“En el fondo me alegro de que no hayamos pasado de fase. Porque, a ver qué hago yo con él. Si es que esto es un lío. Que no sabe una ya qué es lo bueno y qué es lo malo y cómo comportarse y todo. ¡Qué follón, por Dios! Es que no sé por qué me meto yo en esto ahora, con lo que tengo…” Pero me gusta, me gusta la sensación. Aunque no sepa qué hacer con ella. Aunque me tenga todo el día confundida, dudando, de un esto ya está, a un qué es lo que se supone que debo hacer. Quién me lo iba a decir a mí. A mí, que tenía todo tan claro. Pero eso era antes. Antes de que se desatase el desastre y cambiase el mundo. Cuando podía conocer a alguien en un bar o en una discoteca y pasar la noche con él. Tocar. Sin guantes. Besar. Sin mascarilla. Sin temer enfermar. Antes…

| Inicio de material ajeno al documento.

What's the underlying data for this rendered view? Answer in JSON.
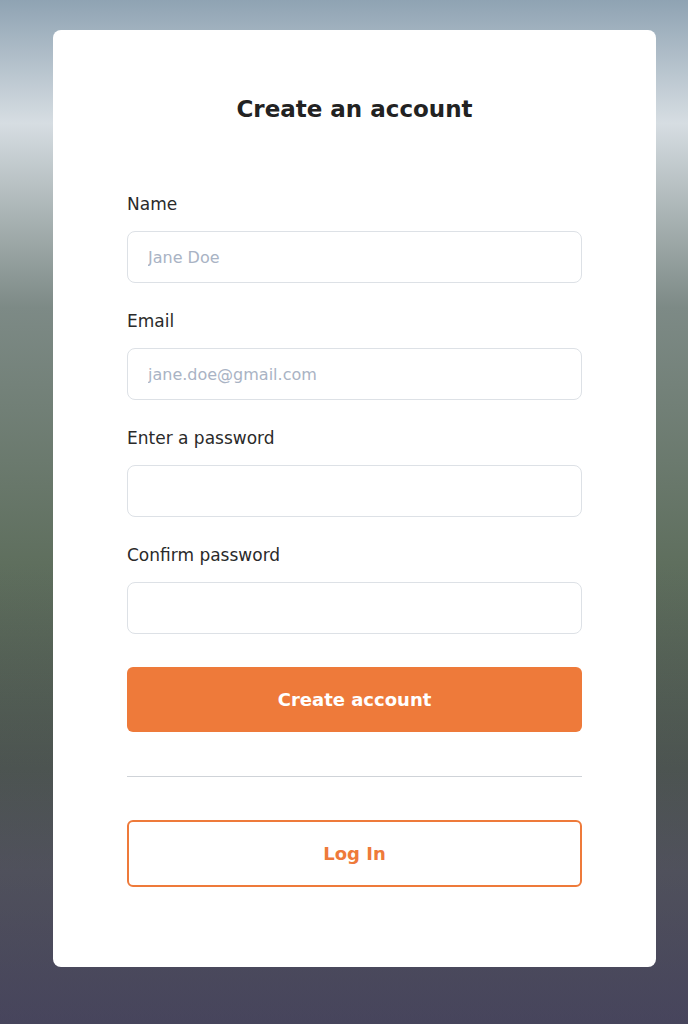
{
  "title": "Create an account",
  "fields": [
    {
      "label": "Name",
      "placeholder": "Jane Doe",
      "kind": "text"
    },
    {
      "label": "Email",
      "placeholder": "jane.doe@gmail.com",
      "kind": "email"
    },
    {
      "label": "Enter a password",
      "placeholder": "",
      "kind": "password"
    },
    {
      "label": "Confirm password",
      "placeholder": "",
      "kind": "password"
    }
  ],
  "primary_button": "Create account",
  "secondary_button": "Log In"
}
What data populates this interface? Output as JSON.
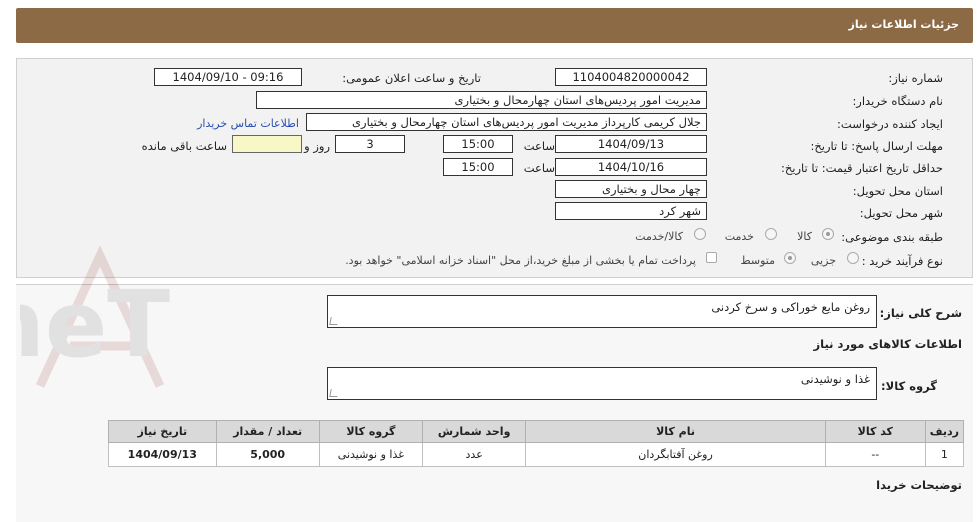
{
  "header": {
    "title": "جزئیات اطلاعات نیاز"
  },
  "form": {
    "need_number": {
      "label": "شماره نیاز:",
      "value": "1104004820000042"
    },
    "announce_datetime": {
      "label": "تاریخ و ساعت اعلان عمومی:",
      "value": "1404/09/10 - 09:16"
    },
    "buyer_org": {
      "label": "نام دستگاه خریدار:",
      "value": "مدیریت امور پردیس‌های استان چهارمحال و بختیاری"
    },
    "requester": {
      "label": "ایجاد کننده درخواست:",
      "value": "جلال کریمی کارپرداز مدیریت امور پردیس‌های استان چهارمحال و بختیاری"
    },
    "contact_link": "اطلاعات تماس خریدار",
    "deadline": {
      "label": "مهلت ارسال پاسخ: تا تاریخ:",
      "date": "1404/09/13",
      "time_label": "ساعت",
      "time": "15:00",
      "days": "3",
      "days_label": "روز و",
      "remaining": "",
      "remaining_label": "ساعت باقی مانده"
    },
    "validity": {
      "label": "حداقل تاریخ اعتبار قیمت: تا تاریخ:",
      "date": "1404/10/16",
      "time_label": "ساعت",
      "time": "15:00"
    },
    "province": {
      "label": "استان محل تحویل:",
      "value": "چهار محال و بختیاری"
    },
    "city": {
      "label": "شهر محل تحویل:",
      "value": "شهر کرد"
    },
    "category": {
      "label": "طبقه بندی موضوعی:",
      "options": [
        "کالا",
        "خدمت",
        "کالا/خدمت"
      ],
      "selected": "کالا"
    },
    "process": {
      "label": "نوع فرآیند خرید :",
      "options": [
        "جزیی",
        "متوسط"
      ],
      "selected": "متوسط",
      "treasury_note": "پرداخت تمام یا بخشی از مبلغ خرید،از محل \"اسناد خزانه اسلامی\" خواهد بود."
    }
  },
  "details": {
    "summary_label": "شرح کلی نیاز:",
    "summary_value": "روغن مایع خوراکی و سرخ کردنی",
    "goods_info_title": "اطلاعات کالاهای مورد نیاز",
    "goods_group_label": "گروه کالا:",
    "goods_group_value": "غذا و نوشیدنی",
    "buyer_notes_label": "توضیحات خریدا"
  },
  "table": {
    "headers": [
      "ردیف",
      "کد کالا",
      "نام کالا",
      "واحد شمارش",
      "گروه کالا",
      "تعداد / مقدار",
      "تاریخ نیاز"
    ],
    "rows": [
      [
        "1",
        "--",
        "روغن آفتابگردان",
        "عدد",
        "غذا و نوشیدنی",
        "5,000",
        "1404/09/13"
      ]
    ]
  },
  "watermark": {
    "text": "AriaTender.neT"
  },
  "colors": {
    "header_bar": "#8b6a45",
    "link": "#2a4fb0",
    "panel_bg": "#f2f2f2"
  }
}
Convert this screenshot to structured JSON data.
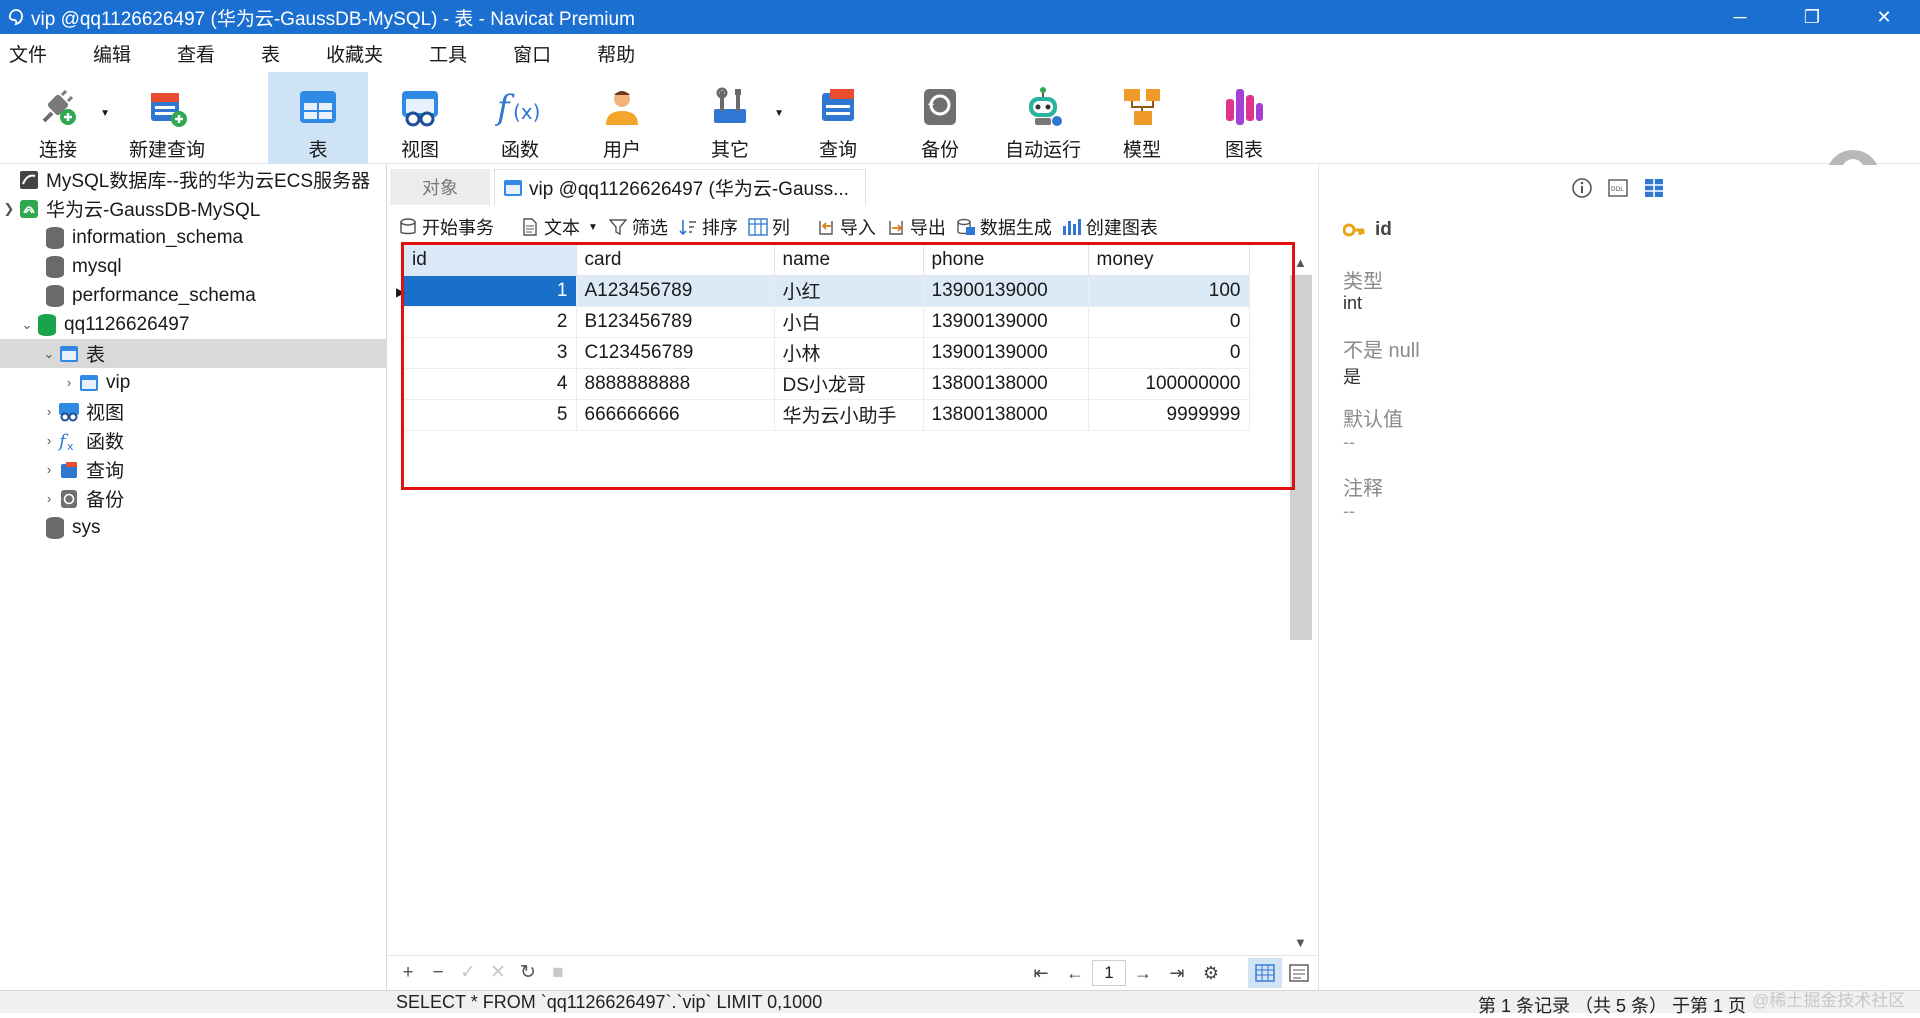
{
  "window": {
    "title": "vip @qq1126626497 (华为云-GaussDB-MySQL) - 表 - Navicat Premium",
    "minimize": "─",
    "restore": "❐",
    "close": "✕"
  },
  "menu": [
    "文件",
    "编辑",
    "查看",
    "表",
    "收藏夹",
    "工具",
    "窗口",
    "帮助"
  ],
  "toolbar": {
    "connect": "连接",
    "new_query": "新建查询",
    "table": "表",
    "view": "视图",
    "function": "函数",
    "user": "用户",
    "other": "其它",
    "query": "查询",
    "backup": "备份",
    "automation": "自动运行",
    "model": "模型",
    "chart": "图表"
  },
  "tree": {
    "conn1": "MySQL数据库--我的华为云ECS服务器",
    "conn2": "华为云-GaussDB-MySQL",
    "db1": "information_schema",
    "db2": "mysql",
    "db3": "performance_schema",
    "db4": "qq1126626497",
    "tables": "表",
    "vip": "vip",
    "views": "视图",
    "functions": "函数",
    "queries": "查询",
    "backups": "备份",
    "db5": "sys"
  },
  "tabs": {
    "objects": "对象",
    "active": "vip @qq1126626497 (华为云-Gauss..."
  },
  "tablebar": {
    "begin_tx": "开始事务",
    "text": "文本",
    "filter": "筛选",
    "sort": "排序",
    "columns": "列",
    "import": "导入",
    "export": "导出",
    "data_gen": "数据生成",
    "create_chart": "创建图表"
  },
  "grid": {
    "columns": [
      "id",
      "card",
      "name",
      "phone",
      "money"
    ],
    "rows": [
      [
        "1",
        "A123456789",
        "小红",
        "13900139000",
        "100"
      ],
      [
        "2",
        "B123456789",
        "小白",
        "13900139000",
        "0"
      ],
      [
        "3",
        "C123456789",
        "小林",
        "13900139000",
        "0"
      ],
      [
        "4",
        "8888888888",
        "DS小龙哥",
        "13800138000",
        "100000000"
      ],
      [
        "5",
        "666666666",
        "华为云小助手",
        "13800138000",
        "9999999"
      ]
    ]
  },
  "pager": {
    "page": "1"
  },
  "properties": {
    "field": "id",
    "type_label": "类型",
    "type_value": "int",
    "notnull_label": "不是 null",
    "notnull_value": "是",
    "default_label": "默认值",
    "default_value": "--",
    "comment_label": "注释",
    "comment_value": "--"
  },
  "status": {
    "sql": "SELECT * FROM `qq1126626497`.`vip` LIMIT 0,1000",
    "records": "第 1 条记录 （共 5 条） 于第 1 页",
    "watermark": "@稀土掘金技术社区"
  }
}
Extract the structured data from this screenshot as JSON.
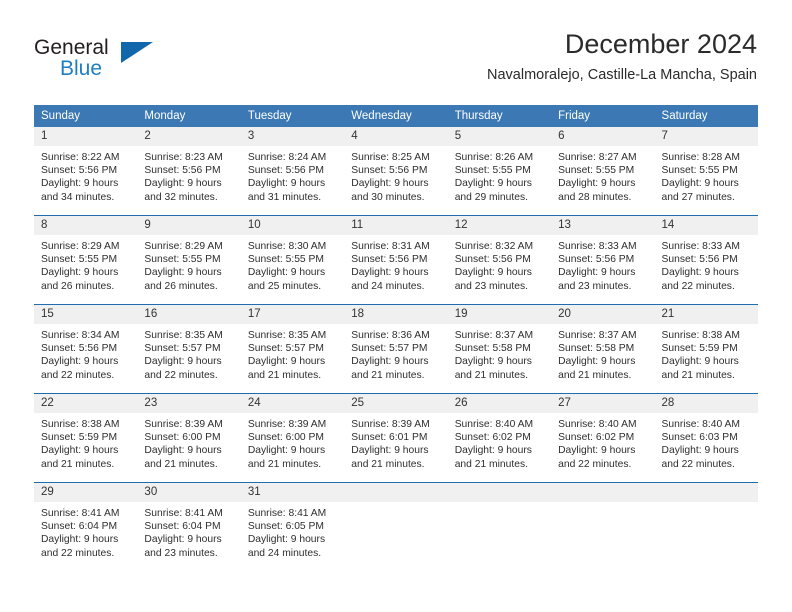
{
  "brand": {
    "name_part1": "General",
    "name_part2": "Blue",
    "triangle_color": "#1266ac",
    "blue_color": "#1f7ec4"
  },
  "header": {
    "month_title": "December 2024",
    "location": "Navalmoralejo, Castille-La Mancha, Spain"
  },
  "theme": {
    "header_blue": "#3b78b4",
    "separator_blue": "#1f6cb0",
    "daynum_band": "#f0f0f0",
    "text": "#2e2e2e"
  },
  "calendar": {
    "weekday_headers": [
      "Sunday",
      "Monday",
      "Tuesday",
      "Wednesday",
      "Thursday",
      "Friday",
      "Saturday"
    ],
    "weeks": [
      [
        {
          "day": "1",
          "sunrise": "Sunrise: 8:22 AM",
          "sunset": "Sunset: 5:56 PM",
          "daylight_line1": "Daylight: 9 hours",
          "daylight_line2": "and 34 minutes."
        },
        {
          "day": "2",
          "sunrise": "Sunrise: 8:23 AM",
          "sunset": "Sunset: 5:56 PM",
          "daylight_line1": "Daylight: 9 hours",
          "daylight_line2": "and 32 minutes."
        },
        {
          "day": "3",
          "sunrise": "Sunrise: 8:24 AM",
          "sunset": "Sunset: 5:56 PM",
          "daylight_line1": "Daylight: 9 hours",
          "daylight_line2": "and 31 minutes."
        },
        {
          "day": "4",
          "sunrise": "Sunrise: 8:25 AM",
          "sunset": "Sunset: 5:56 PM",
          "daylight_line1": "Daylight: 9 hours",
          "daylight_line2": "and 30 minutes."
        },
        {
          "day": "5",
          "sunrise": "Sunrise: 8:26 AM",
          "sunset": "Sunset: 5:55 PM",
          "daylight_line1": "Daylight: 9 hours",
          "daylight_line2": "and 29 minutes."
        },
        {
          "day": "6",
          "sunrise": "Sunrise: 8:27 AM",
          "sunset": "Sunset: 5:55 PM",
          "daylight_line1": "Daylight: 9 hours",
          "daylight_line2": "and 28 minutes."
        },
        {
          "day": "7",
          "sunrise": "Sunrise: 8:28 AM",
          "sunset": "Sunset: 5:55 PM",
          "daylight_line1": "Daylight: 9 hours",
          "daylight_line2": "and 27 minutes."
        }
      ],
      [
        {
          "day": "8",
          "sunrise": "Sunrise: 8:29 AM",
          "sunset": "Sunset: 5:55 PM",
          "daylight_line1": "Daylight: 9 hours",
          "daylight_line2": "and 26 minutes."
        },
        {
          "day": "9",
          "sunrise": "Sunrise: 8:29 AM",
          "sunset": "Sunset: 5:55 PM",
          "daylight_line1": "Daylight: 9 hours",
          "daylight_line2": "and 26 minutes."
        },
        {
          "day": "10",
          "sunrise": "Sunrise: 8:30 AM",
          "sunset": "Sunset: 5:55 PM",
          "daylight_line1": "Daylight: 9 hours",
          "daylight_line2": "and 25 minutes."
        },
        {
          "day": "11",
          "sunrise": "Sunrise: 8:31 AM",
          "sunset": "Sunset: 5:56 PM",
          "daylight_line1": "Daylight: 9 hours",
          "daylight_line2": "and 24 minutes."
        },
        {
          "day": "12",
          "sunrise": "Sunrise: 8:32 AM",
          "sunset": "Sunset: 5:56 PM",
          "daylight_line1": "Daylight: 9 hours",
          "daylight_line2": "and 23 minutes."
        },
        {
          "day": "13",
          "sunrise": "Sunrise: 8:33 AM",
          "sunset": "Sunset: 5:56 PM",
          "daylight_line1": "Daylight: 9 hours",
          "daylight_line2": "and 23 minutes."
        },
        {
          "day": "14",
          "sunrise": "Sunrise: 8:33 AM",
          "sunset": "Sunset: 5:56 PM",
          "daylight_line1": "Daylight: 9 hours",
          "daylight_line2": "and 22 minutes."
        }
      ],
      [
        {
          "day": "15",
          "sunrise": "Sunrise: 8:34 AM",
          "sunset": "Sunset: 5:56 PM",
          "daylight_line1": "Daylight: 9 hours",
          "daylight_line2": "and 22 minutes."
        },
        {
          "day": "16",
          "sunrise": "Sunrise: 8:35 AM",
          "sunset": "Sunset: 5:57 PM",
          "daylight_line1": "Daylight: 9 hours",
          "daylight_line2": "and 22 minutes."
        },
        {
          "day": "17",
          "sunrise": "Sunrise: 8:35 AM",
          "sunset": "Sunset: 5:57 PM",
          "daylight_line1": "Daylight: 9 hours",
          "daylight_line2": "and 21 minutes."
        },
        {
          "day": "18",
          "sunrise": "Sunrise: 8:36 AM",
          "sunset": "Sunset: 5:57 PM",
          "daylight_line1": "Daylight: 9 hours",
          "daylight_line2": "and 21 minutes."
        },
        {
          "day": "19",
          "sunrise": "Sunrise: 8:37 AM",
          "sunset": "Sunset: 5:58 PM",
          "daylight_line1": "Daylight: 9 hours",
          "daylight_line2": "and 21 minutes."
        },
        {
          "day": "20",
          "sunrise": "Sunrise: 8:37 AM",
          "sunset": "Sunset: 5:58 PM",
          "daylight_line1": "Daylight: 9 hours",
          "daylight_line2": "and 21 minutes."
        },
        {
          "day": "21",
          "sunrise": "Sunrise: 8:38 AM",
          "sunset": "Sunset: 5:59 PM",
          "daylight_line1": "Daylight: 9 hours",
          "daylight_line2": "and 21 minutes."
        }
      ],
      [
        {
          "day": "22",
          "sunrise": "Sunrise: 8:38 AM",
          "sunset": "Sunset: 5:59 PM",
          "daylight_line1": "Daylight: 9 hours",
          "daylight_line2": "and 21 minutes."
        },
        {
          "day": "23",
          "sunrise": "Sunrise: 8:39 AM",
          "sunset": "Sunset: 6:00 PM",
          "daylight_line1": "Daylight: 9 hours",
          "daylight_line2": "and 21 minutes."
        },
        {
          "day": "24",
          "sunrise": "Sunrise: 8:39 AM",
          "sunset": "Sunset: 6:00 PM",
          "daylight_line1": "Daylight: 9 hours",
          "daylight_line2": "and 21 minutes."
        },
        {
          "day": "25",
          "sunrise": "Sunrise: 8:39 AM",
          "sunset": "Sunset: 6:01 PM",
          "daylight_line1": "Daylight: 9 hours",
          "daylight_line2": "and 21 minutes."
        },
        {
          "day": "26",
          "sunrise": "Sunrise: 8:40 AM",
          "sunset": "Sunset: 6:02 PM",
          "daylight_line1": "Daylight: 9 hours",
          "daylight_line2": "and 21 minutes."
        },
        {
          "day": "27",
          "sunrise": "Sunrise: 8:40 AM",
          "sunset": "Sunset: 6:02 PM",
          "daylight_line1": "Daylight: 9 hours",
          "daylight_line2": "and 22 minutes."
        },
        {
          "day": "28",
          "sunrise": "Sunrise: 8:40 AM",
          "sunset": "Sunset: 6:03 PM",
          "daylight_line1": "Daylight: 9 hours",
          "daylight_line2": "and 22 minutes."
        }
      ],
      [
        {
          "day": "29",
          "sunrise": "Sunrise: 8:41 AM",
          "sunset": "Sunset: 6:04 PM",
          "daylight_line1": "Daylight: 9 hours",
          "daylight_line2": "and 22 minutes."
        },
        {
          "day": "30",
          "sunrise": "Sunrise: 8:41 AM",
          "sunset": "Sunset: 6:04 PM",
          "daylight_line1": "Daylight: 9 hours",
          "daylight_line2": "and 23 minutes."
        },
        {
          "day": "31",
          "sunrise": "Sunrise: 8:41 AM",
          "sunset": "Sunset: 6:05 PM",
          "daylight_line1": "Daylight: 9 hours",
          "daylight_line2": "and 24 minutes."
        },
        {
          "day": "",
          "sunrise": "",
          "sunset": "",
          "daylight_line1": "",
          "daylight_line2": ""
        },
        {
          "day": "",
          "sunrise": "",
          "sunset": "",
          "daylight_line1": "",
          "daylight_line2": ""
        },
        {
          "day": "",
          "sunrise": "",
          "sunset": "",
          "daylight_line1": "",
          "daylight_line2": ""
        },
        {
          "day": "",
          "sunrise": "",
          "sunset": "",
          "daylight_line1": "",
          "daylight_line2": ""
        }
      ]
    ]
  }
}
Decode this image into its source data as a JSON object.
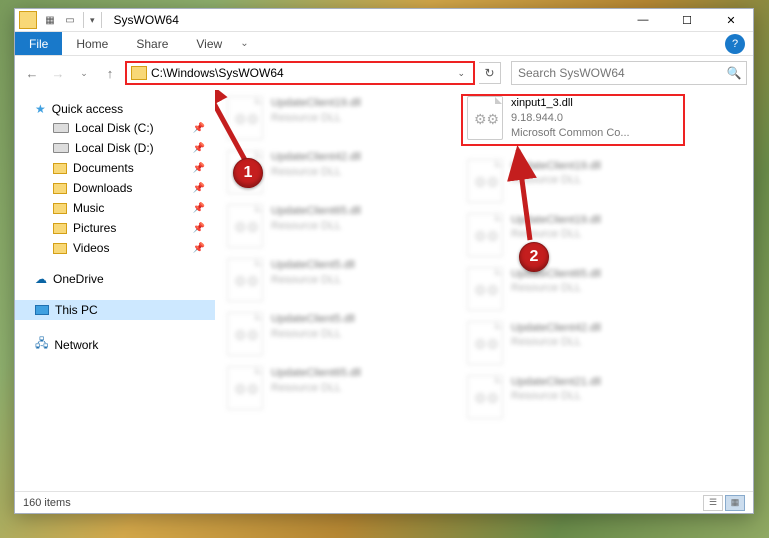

Me da miedo. Me da miedo el futuro, cómo va a ser todo ahora. Que no hay manera de saberlo, claro, pero es que… Es que lo pienso y lo veo todo negro. Al principio, cuando dijeron que se podía salir, a pasear y a hacer deporte, pensé, “¡Qué bien!, venga vamos”. Pero luego me dije, “¿para qué? Si yo nunca salía a correr ni nada. Si el único deporte que hacía era el del gimnasio y casi por obligación. Y lo más tranquilito que podía. Yoga y pilates. Siempre clases grupales. Que el momento de los ejercicios fuertes y las máquinas ya se me pasó. ¿Qué voy a hacer yo corriendo, dando vueltas como una idiota? Lo más normal es que me lesione y entonces, ¿qué? Nada, que no salgo. A pasear solo, por si acaso”. Y entonces él me lo dijo. Y ya me lié. Ahora, ¿qué hago?, ¿salgo con él o no salgo. Porque me dijo que podíamos quedar a hacer ejercicio. Pero, ¿qué ejercicio? Digo yo que será correr, ¿no?, que si fuera montar en bici o patinar habría dicho algo. “Que no, que no, que no salgo, y menos con él, ¡qué vergüenza!, porque claro, entre la mascarilla, la ropa de deporte ajustada, que he engordado por lo menos cinco kilos y se me marca todo, y las canas, menudo cuadro.”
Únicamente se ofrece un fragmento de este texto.